I heard a distant splash. A jumping fish perhaps.

“I'm pretty restless too.”

“Are you all right?” Ben had detected my poorly disguised unhappiness.

“Yeah. Fine.” I really couldn't go into it. I really didn't want to begin to loose the private battle between me and my husband, even to this kind stranger.

“You don't sound fine, Cleo. What's the matter?”

A man who reads nuances in music could hear the false note in my reply. “I'm just wiped.”

“Kids okay?”

“Sleeping like, well, like babies.”

“Sean?”

The very first threat of tears clogged my throat and my silence was eloquent.

“Hey, I'm a neutral wall. You want to talk, I'm here.”
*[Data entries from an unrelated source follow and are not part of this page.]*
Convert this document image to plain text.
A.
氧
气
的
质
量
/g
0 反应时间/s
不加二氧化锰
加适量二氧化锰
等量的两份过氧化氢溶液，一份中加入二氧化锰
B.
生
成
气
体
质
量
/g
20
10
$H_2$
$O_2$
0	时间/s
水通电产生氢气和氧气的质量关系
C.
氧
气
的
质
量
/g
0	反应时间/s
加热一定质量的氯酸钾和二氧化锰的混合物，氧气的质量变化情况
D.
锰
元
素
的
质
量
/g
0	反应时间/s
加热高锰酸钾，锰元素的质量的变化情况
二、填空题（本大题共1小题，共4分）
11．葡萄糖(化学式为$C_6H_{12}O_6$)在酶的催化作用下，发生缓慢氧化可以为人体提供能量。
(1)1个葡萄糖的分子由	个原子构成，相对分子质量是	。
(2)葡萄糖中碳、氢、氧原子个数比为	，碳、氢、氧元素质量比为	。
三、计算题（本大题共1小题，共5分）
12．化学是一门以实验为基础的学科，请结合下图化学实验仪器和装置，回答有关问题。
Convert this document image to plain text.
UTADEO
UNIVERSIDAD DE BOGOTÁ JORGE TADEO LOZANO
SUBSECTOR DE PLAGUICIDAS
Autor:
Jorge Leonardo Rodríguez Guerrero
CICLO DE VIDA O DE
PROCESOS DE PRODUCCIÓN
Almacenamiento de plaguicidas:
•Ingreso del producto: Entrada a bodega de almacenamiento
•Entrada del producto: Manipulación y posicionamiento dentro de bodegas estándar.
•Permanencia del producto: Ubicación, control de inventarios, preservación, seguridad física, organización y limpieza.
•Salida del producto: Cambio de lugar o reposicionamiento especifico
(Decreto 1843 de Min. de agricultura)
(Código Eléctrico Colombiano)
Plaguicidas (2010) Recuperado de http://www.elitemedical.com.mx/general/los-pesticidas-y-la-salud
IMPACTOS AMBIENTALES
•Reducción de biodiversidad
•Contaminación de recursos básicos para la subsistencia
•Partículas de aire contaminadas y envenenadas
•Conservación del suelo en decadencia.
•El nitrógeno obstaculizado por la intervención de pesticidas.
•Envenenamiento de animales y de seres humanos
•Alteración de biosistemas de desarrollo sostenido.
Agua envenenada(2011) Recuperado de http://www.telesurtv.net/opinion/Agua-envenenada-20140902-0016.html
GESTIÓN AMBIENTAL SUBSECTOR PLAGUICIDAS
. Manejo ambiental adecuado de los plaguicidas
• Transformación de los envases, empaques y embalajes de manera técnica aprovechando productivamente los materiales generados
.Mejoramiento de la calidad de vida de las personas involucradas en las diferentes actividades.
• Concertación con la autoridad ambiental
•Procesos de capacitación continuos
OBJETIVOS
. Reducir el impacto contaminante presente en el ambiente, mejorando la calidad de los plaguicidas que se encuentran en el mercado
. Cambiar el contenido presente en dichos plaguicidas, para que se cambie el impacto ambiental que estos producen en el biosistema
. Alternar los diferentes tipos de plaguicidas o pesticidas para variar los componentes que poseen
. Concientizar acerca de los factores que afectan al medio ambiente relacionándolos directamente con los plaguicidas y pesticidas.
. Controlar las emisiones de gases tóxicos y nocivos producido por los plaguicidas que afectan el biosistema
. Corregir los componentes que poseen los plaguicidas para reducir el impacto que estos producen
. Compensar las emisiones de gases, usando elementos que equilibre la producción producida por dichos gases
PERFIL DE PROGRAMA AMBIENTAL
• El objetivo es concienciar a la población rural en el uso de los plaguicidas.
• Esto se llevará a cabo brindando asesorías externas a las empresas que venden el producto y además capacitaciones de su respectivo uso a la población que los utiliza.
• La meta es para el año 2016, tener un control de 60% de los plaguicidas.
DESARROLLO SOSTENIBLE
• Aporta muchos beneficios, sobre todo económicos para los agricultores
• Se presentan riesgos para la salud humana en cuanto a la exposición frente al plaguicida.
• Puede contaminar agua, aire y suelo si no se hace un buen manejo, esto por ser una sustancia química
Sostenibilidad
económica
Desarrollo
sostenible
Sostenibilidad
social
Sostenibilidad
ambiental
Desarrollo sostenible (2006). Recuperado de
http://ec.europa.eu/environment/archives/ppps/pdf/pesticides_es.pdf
“What makes you think . . .” I couldn't finish the statement. It cost too much after a day full of emotional effort to work up the energy to pretend everything was well ordered in my world.

“He's not coming back for them, is he?”

“No. But it's all right. They shouldn't be spending the summer in the city when I'm here.”

“Maternal guilt?”

“Ben, sometimes we just don't get what we think we want.”

“Suggestion?”

“Shoot.”

“There's a really nice day camp on the other side of the lake. Starts every Monday. They teach water safety and horseback riding. Camp Mom-Needs-Time-Alone.”

I laughed a little at his joke, amazed at his perception. “I'll look into it tomorrow.” I reached across the four boards to touch his bare shoulder, in the darkness a curiously intimate gesture. “Thank you, Ben.”

He patted the hand that touched him, holding my fingers there. I didn't move to withdraw them. “Just being neighborly.”

We were quiet then, my hand still on his shoulder. I pressed the tips of my fingers against his skin, “Ben, you do know that I can be a good listener, too.”

“I know.” He pressed his cheek against my fingers, I felt the day's growth of beard rough against them. “I know.”

We sat quietly on the raft until a slight breeze, like a sigh after weeping, touched my skin and I realized that the hour before dawn had arrived. Darker shapes were outlined by the fading darkness. I could see Ben clearly, and if he had been less of a gentleman he could have turned his head and seen me. We slipped off the edge of the raft simultaneously, a nearly splashless landing. A cardinal's piercing note announced the new day.